El testamento del pescador

 

Marco Junio Vitalis, apodado el "Asiático", es un militar que ha llegado ya a la edad en la que el ejército y los viajes sobran, y en el que su cuerpo, curtido en cientos de batallas en las que su dedicación al Imperio queda patente tanto en sus gestos como en sus actitudes, le pide dejar paso a las nuevas generaciones de guerreros cuya vitalidad podrá mantener sin duda (al menos esa es su esperanza) la cohesión de las actuales fronteras. Vitalis se encuentra descansando en su casa romana tras haber vuelto de un prolongado periodo de combates en los "limes" fronterizos, donde se mantienen ahora luchas contra los "barbari". La otrora potencia imperial, tan temida antaño por los enemigos de "la civilización", a duras penas contiene ahora los embates de tantos insurgentes que intentan socavar y destruir la expansión y la supremacía romana en el mundo conocido. Sin embargo se mantiene firme. Transcurre el año 817 desde la fundación de la ciudad de Roma por los hermanos Rómulo y Remo. El césar gobernante es Nerón.

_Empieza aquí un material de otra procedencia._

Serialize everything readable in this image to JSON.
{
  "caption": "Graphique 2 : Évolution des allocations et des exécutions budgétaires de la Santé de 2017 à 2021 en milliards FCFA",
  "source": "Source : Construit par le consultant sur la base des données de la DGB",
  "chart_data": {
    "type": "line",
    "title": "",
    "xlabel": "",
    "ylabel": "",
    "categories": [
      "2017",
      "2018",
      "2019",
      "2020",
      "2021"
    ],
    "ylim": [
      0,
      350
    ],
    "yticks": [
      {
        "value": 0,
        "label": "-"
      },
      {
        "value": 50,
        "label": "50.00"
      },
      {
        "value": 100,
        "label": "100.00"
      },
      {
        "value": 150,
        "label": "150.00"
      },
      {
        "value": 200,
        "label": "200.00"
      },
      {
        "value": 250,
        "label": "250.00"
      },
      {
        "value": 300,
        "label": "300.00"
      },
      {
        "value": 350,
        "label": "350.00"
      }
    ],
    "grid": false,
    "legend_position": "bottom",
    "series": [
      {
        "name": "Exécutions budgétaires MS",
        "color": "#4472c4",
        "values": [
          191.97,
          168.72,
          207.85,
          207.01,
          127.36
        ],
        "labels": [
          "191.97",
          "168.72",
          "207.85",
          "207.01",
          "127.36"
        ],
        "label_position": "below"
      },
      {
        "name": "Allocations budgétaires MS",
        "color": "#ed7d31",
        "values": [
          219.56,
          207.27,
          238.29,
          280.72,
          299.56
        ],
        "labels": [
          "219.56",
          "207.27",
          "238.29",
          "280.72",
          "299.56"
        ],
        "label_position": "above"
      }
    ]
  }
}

Un día recibe una visita con un mensaje que, a la postre, cambiará su vida de manera inesperada. César lo llama a palacio, porque quiere aprovechar su experiencia en asuntos de Oriente para que le ayude en la instrucción de un juicio. Se trata de instruir un sumario contra un tal Petrós, pescador Galileo perteneciente a un movimiento extraño, una especie de "secta" denominada "de los Nazarenos", también conocidos como "cristianos". Su misión, al principio, es encontrar información referente a ellos (qué son, quiénes la componen, por dónde se extienden, a qué se dedican…), y entregársela a Nerón. Después, alegando su inestimable ayuda, el césar lo invitará a formar parte del proceso también de forma activa. El evento es sumamente inhabitual. Algo no le cuadra a Marco Junio Vitalis. Por regla general un emperador no pierde su tiempo con un litigio en apariencia absurdo: ¿por qué preocupa al todopoderoso emperador de Roma un simple pescador de Galilea? ¿Qué tiene de especial ese hombre?

¿Y qué pintan en esto esos llamados seguidores de "
Jristós
"? ¿Qué tienen que ver uno con los otros aquí? Y sobre todo… ¿qué oculta Nerón tras ese interés por esta aparente "falsa"?

Vitalis no tardará en descubrirlo. Nerón está frustrado contra ellos y planea acusarlos de intento de secesión de Roma, de sublevación… pero, ¿por qué?

"El Testamento Del Pescador", obra galardonada con el Premio Espiritualidad 2004, es un libro realmente impactante. Resulta curioso comprobar la fuerza con la que César Vidal nos introduce en el juicio contra Pedro, discípulo de Jesús, y la forma en la que como lectores llegamos a vivir el mismo. Vidal nos permite ser espectadores de una pantomima judicial elaborada y orquestada por Nerón, ante un individuo cuyo único pecado es pertenecer y ser cabeza visible de una "organización" en la que el césar se empeña en adjudicar un delito (no le importa cual), que no cesará en buscar de una u otra forma. Su propósito aparente es la eliminación de los seguidores del
Jristós
, aunque el verdadero propósito es el de expiar sus culpas ante su pueblo por sus aires de grandeza, que llevarán a Roma ante un suplicio injusto parido de la mente enferma de un ególatra criminal.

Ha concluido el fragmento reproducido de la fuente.